L’Autorité de la concurrence française, mandatée par Bruxelles, a finalement autorisé le 30 décembre 2010 le rapprochement entre Veolia Transport et Transdev. Un an après le projet d’accord annoncé le 21 décembre 2009. L’opération implique un rééquilibrage des forces en France. Assez pour garantir une véritable concurrence ? Plus d’un an d’attente. Un an à se battre comme des chiffonniers sur les appels d’offres partout dans le monde, comme si de rien n’était. Un an de démarches commerciales menées avec ce handicap de ne pouvoir dire de quoi demain sera fait à des collectivités qui, elles, s’engagent pour cinq à dix ans. Un an à préparer une réorganisation mais, surtout, sans la mettre en œuvre. Un an, aussi, de frustrations internes à gérer. On ne saurait chiffrer le coût de cette année transitoire pour Veolia Transport et Transdev, mais il est évident que les filiales de Veolia Environnement et de la Caisse des dépôts, autorisées le 30 décembre à se marier, ont vécu la décision de l’Autorité de la concurrence française comme un véritable soulagement.
Le groupe unifié n’a pas pour l’heure communiqué, il présentera dans les semaines qui viennent son organigramme après avoir consulté les partenaires sociaux des deux actuelles entités. Avec un chiffre d’affaires 2009 évalué à 8,1 milliards d’euros (sans compter les actifs qui reviendront à la RATP), le nouvel ensemble sera un des acteurs majeurs du secteur au plan mondial avec une présence dans 28 pays et près de 117 000 collaborateurs.
C’est sur le marché français que le rapprochement comportait le plus de risques pouvant porter atteinte à la concurrence dans le secteur du transport urbain et interurbain. Selon l’Autorité de la concurrence, un risque de « moindre émulation concurrentielle » dans 20 à 25 % des appels d’offres urbains et des risques de positions dominantes dans cinq départements.
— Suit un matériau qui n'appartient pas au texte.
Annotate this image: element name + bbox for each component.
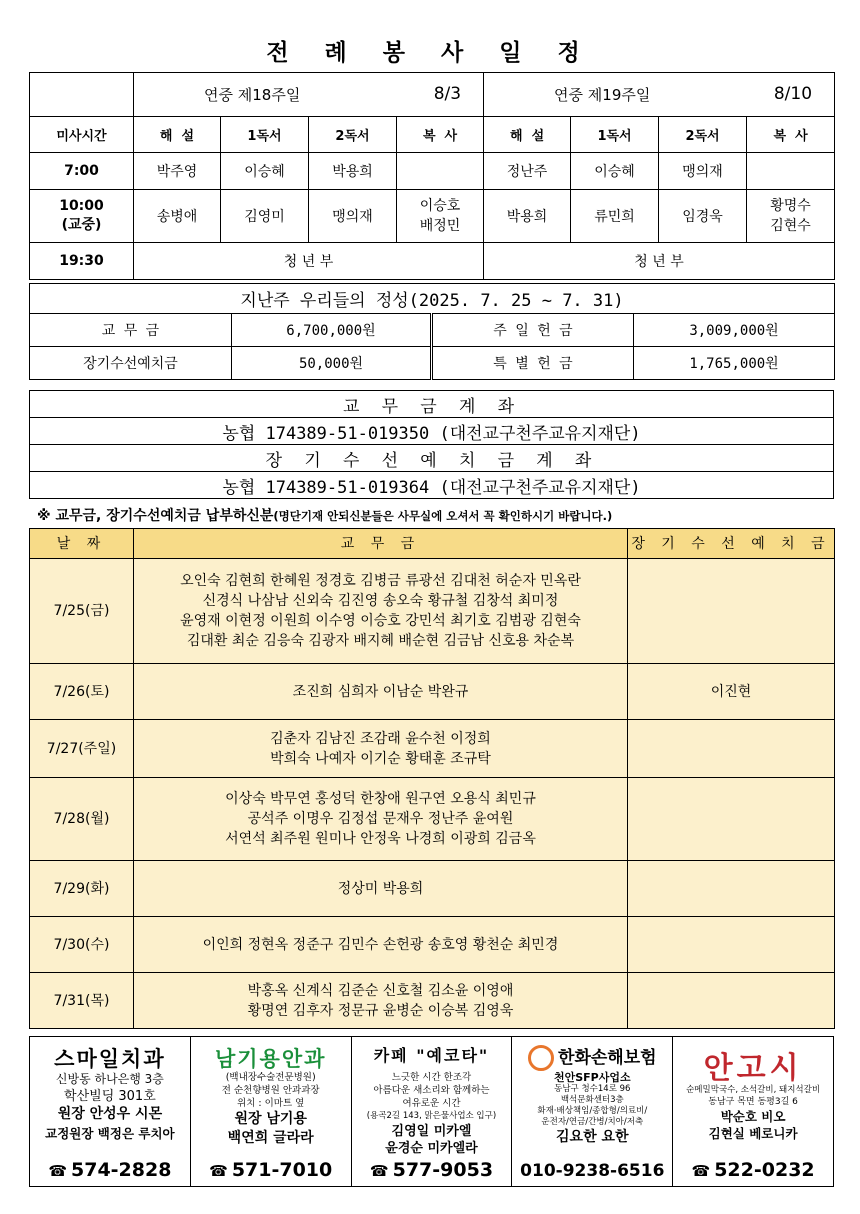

Veolia et Transdev ont donc été contraints de proposer toute une série de mesures de rééquilibrage, dont VR&T avait déjà donné le détail dans son numéro 508 du 1er décembre.
Outre une série de cessions d’actifs et de réseaux dans les transports interurbains et urbains, principalement dans la région Paca, il est demandé au nouvel ensemble de ne pas se grouper pendant une durée de cinq ans pour répondre aux appels d’offres dans le domaine de l’interurbain avec les principaux acteurs « de dimension nationale ou internationale ».
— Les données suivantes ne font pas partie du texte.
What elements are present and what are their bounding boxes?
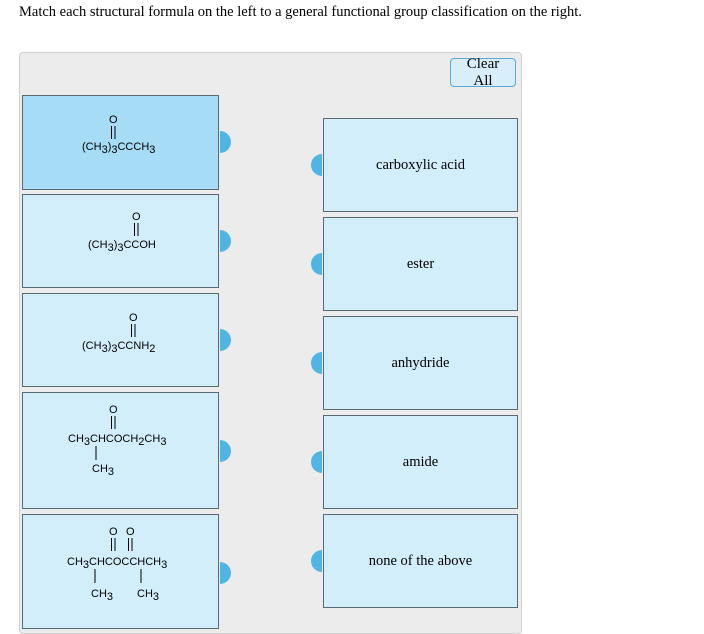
formula-structure-5 (23, 515, 220, 630)
svg-text:O: O (132, 211, 141, 223)
svg-text:O: O (126, 526, 135, 538)
formula-structure-1 (23, 96, 220, 191)
formula-card-3[interactable] (22, 293, 219, 387)
target-card-none[interactable] (323, 514, 518, 608)
svg-text:O: O (109, 404, 118, 416)
target-card-anhydride[interactable] (323, 316, 518, 410)
formula-card-4[interactable] (22, 392, 219, 509)
target-label-2: ester (406, 255, 435, 272)
svg-text:(CH3)3CCCH3: (CH3)3CCCH3 (82, 141, 156, 156)
formula-card-2[interactable] (22, 194, 219, 288)
svg-text:O: O (109, 526, 118, 538)
formula-structure-4 (23, 393, 220, 510)
svg-text:(CH3)3CCNH2: (CH3)3CCNH2 (82, 340, 156, 355)
svg-text:CH3CHCOCH2CH3: CH3CHCOCH2CH3 (68, 433, 167, 448)
svg-text:O: O (129, 312, 138, 324)
target-label-1: carboxylic acid (376, 156, 465, 173)
target-card-amide[interactable] (323, 415, 518, 509)
formula-card-5[interactable] (22, 514, 219, 629)
clear-all-button[interactable]: Clear All (450, 58, 516, 87)
svg-text:CH3: CH3 (137, 588, 160, 603)
svg-text:CH3: CH3 (91, 588, 114, 603)
target-label-5: none of the above (368, 552, 473, 569)
formula-card-1[interactable] (22, 95, 219, 190)
target-card-carboxylic-acid[interactable] (323, 118, 518, 212)
target-label-4: amide (402, 453, 439, 470)
svg-text:CH3: CH3 (92, 463, 115, 478)
svg-text:O: O (109, 114, 118, 126)
target-card-ester[interactable] (323, 217, 518, 311)
target-label-3: anhydride (391, 354, 450, 371)
svg-text:(CH3)3CCOH: (CH3)3CCOH (88, 239, 156, 254)
formula-structure-2 (23, 195, 220, 289)
instructions-text: Match each structural formula on the left to a general functional group classification on the right. (19, 4, 582, 20)
formula-structure-3 (23, 294, 220, 388)
svg-text:CH3CHCOCCHCH3: CH3CHCOCCHCH3 (67, 556, 168, 571)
La mesure la plus novatrice proposée par Veolia et Transdev est le financement par la nouvelle entité d’un fonds d’animation de la concurrence de 6,54 millions d’euros. Ce fonds, qui sera administré par un gestionnaire indépendant, servira, à partir de 2012, à générer de la concurrence sur une période de cinq ans dans les appels d’offres de réseaux détenus par Veolia et Transdev. Dans ces quarante-deux « appels d’offres défensifs » pour le nouvel ensemble, les collectivités, et notamment les plus petites, pourront se voir rembourser tout ou partie d’une assistance à maîtrise d’ouvrage pour préparer le cahier des charges et la mise en concurrence.
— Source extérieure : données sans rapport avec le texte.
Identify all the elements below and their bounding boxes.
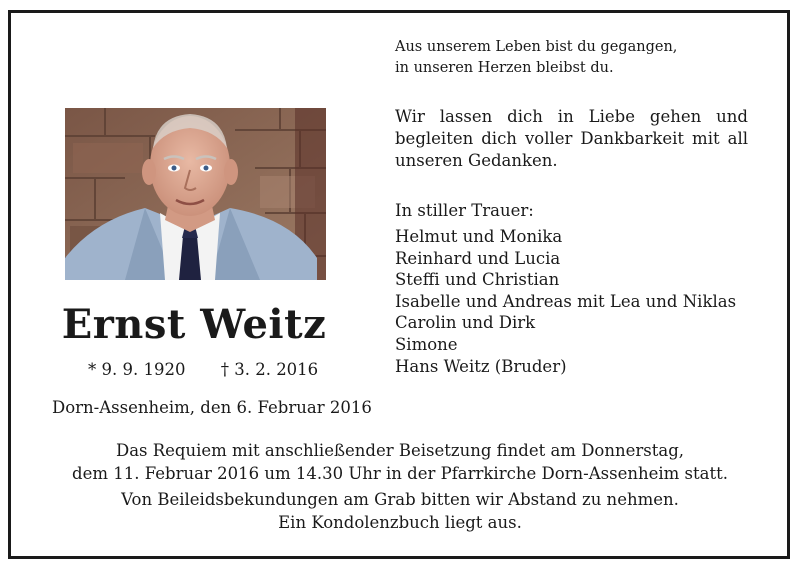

Par ailleurs, le fonds servira à indemniser les candidats malheureux, y compris Keolis (et à l’exclusion du nouvel ensemble), de leurs frais de réponse aux appels d’offres. Certains acteurs se sont étonné que l’Ile-de-France ne fasse pas partie des régions ou des cessions seront exigées. Veolia y avait une place majeure avant la fusion, qui s’en trouve confortée. D’après nos informations, le contexte très particulier de l’Ile-de-France et l’existence du monopole légal de la RATP auraient joué en faveur d’un non-rééquilibrage. Le Gart s’est à ce stade abstenu de commentaires. La seule voie discordante est venue d’Agir, l’association des réseaux indépendants, qui trouve les compensations dérisoires et dénonce un « marché de dupes ». Pour Gilles Bourdouleix, son président, « sous couvert de créer un groupe compétitif à l’international, on condamne le marché français ».